No nos lo esperábamos, pero por casualidad vimos a una
Geisha que iba a entrar en una casa. Desde un poco lejos, su perfil sonreía y se
notaba que era una chica guapa y vestía un Kimono muy bonito. Fue la primera
vez que alguno de los dos veíamos a una Geisha en persona.
Después de alejarnos de ella, dijimos:
"¡Cosas
inesperadas pasan!" "Era mejor no esperarla."
También al día siguiente, antes y después de visitar unos
templos, paseamos en las calles subiendo
y bajando cuestas, y almorzamos en un restaurante japonés.

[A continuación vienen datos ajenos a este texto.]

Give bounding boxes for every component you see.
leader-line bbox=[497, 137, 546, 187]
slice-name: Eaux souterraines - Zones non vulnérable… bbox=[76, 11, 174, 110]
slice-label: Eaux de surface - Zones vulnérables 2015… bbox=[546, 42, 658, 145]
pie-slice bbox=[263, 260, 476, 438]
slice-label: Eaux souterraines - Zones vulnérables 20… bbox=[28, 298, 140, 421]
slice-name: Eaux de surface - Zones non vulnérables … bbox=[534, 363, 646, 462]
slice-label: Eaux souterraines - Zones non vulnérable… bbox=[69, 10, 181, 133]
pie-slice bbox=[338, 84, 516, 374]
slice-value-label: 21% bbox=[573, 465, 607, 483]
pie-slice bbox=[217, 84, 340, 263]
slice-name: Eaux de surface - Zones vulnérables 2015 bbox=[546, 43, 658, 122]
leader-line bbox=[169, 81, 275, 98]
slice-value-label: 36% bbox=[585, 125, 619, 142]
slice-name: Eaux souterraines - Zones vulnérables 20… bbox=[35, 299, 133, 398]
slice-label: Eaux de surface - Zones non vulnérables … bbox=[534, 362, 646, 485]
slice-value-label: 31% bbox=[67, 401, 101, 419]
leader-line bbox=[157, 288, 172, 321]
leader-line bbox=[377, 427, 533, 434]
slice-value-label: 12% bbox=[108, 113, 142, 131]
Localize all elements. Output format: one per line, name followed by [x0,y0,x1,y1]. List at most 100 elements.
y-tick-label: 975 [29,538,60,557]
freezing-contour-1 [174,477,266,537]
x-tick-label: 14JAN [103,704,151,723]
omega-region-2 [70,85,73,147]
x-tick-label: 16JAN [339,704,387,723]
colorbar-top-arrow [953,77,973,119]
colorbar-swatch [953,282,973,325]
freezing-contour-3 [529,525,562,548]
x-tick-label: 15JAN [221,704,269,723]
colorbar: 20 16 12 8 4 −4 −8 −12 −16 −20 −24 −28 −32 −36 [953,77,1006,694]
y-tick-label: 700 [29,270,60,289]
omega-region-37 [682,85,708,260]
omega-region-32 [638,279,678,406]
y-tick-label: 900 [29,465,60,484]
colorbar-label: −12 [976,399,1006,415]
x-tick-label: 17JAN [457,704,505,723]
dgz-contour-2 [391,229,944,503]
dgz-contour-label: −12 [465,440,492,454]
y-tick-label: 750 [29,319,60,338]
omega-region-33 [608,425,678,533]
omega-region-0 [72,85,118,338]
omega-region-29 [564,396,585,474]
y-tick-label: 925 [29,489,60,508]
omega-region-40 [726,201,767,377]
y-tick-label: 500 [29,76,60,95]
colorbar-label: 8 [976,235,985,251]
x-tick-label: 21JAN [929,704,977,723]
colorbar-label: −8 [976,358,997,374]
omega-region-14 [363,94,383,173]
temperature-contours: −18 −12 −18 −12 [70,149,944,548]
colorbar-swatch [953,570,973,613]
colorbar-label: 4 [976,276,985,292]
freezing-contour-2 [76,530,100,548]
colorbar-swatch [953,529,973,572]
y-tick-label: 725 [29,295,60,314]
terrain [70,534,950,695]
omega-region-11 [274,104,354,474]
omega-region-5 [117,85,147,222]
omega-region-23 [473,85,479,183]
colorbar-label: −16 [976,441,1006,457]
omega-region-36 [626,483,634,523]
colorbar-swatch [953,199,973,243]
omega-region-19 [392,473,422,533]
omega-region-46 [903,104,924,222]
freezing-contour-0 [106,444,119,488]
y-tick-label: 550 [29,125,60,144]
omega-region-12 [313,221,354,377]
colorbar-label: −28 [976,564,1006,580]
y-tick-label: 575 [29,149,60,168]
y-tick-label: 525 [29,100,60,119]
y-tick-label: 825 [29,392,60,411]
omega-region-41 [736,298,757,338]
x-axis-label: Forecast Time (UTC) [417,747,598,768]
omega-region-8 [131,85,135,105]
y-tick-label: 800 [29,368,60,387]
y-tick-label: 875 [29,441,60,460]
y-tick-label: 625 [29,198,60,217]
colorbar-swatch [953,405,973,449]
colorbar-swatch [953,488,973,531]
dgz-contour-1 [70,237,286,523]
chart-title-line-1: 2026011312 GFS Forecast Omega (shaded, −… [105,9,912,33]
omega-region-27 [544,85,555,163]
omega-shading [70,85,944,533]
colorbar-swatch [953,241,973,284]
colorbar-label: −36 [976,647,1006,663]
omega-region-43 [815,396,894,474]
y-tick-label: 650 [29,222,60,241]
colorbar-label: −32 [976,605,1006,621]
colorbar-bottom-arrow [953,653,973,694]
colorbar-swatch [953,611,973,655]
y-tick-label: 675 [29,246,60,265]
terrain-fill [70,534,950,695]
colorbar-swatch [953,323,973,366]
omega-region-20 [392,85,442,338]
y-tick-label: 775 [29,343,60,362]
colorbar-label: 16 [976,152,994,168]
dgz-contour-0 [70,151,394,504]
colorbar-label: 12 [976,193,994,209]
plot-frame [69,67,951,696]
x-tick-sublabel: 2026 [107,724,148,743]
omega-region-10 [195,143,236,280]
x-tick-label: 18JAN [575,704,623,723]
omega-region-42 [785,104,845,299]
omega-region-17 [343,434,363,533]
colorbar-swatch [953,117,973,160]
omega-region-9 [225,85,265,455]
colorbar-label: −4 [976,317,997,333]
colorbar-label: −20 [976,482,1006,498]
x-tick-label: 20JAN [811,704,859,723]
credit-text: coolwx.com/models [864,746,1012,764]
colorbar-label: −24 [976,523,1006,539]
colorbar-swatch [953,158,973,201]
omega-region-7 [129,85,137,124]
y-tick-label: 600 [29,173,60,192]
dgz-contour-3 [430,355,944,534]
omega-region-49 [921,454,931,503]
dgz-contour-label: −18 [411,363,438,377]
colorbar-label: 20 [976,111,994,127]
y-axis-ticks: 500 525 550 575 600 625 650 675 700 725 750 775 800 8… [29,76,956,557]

Cuando merendamos en una cafetería, pedí un helado de té
verde y estuvo buenísimo.
Mientras cruzábamos un puente pequeño, vimos a un poco
lejos, en el rio, un ave blanco con patas largas. Mi pareja y yo hablamos de
eso:
"¿Es una grulla?"
En ese momento no tenía ni idea de como se llamaba. Pero
después de volver a España, me acordé de que era distinto de las grullas y de
su nombre.
Era un o una garza (Sagi).
Durante este viaje, caminamos mucho, y me picaron muchos
mosquitos.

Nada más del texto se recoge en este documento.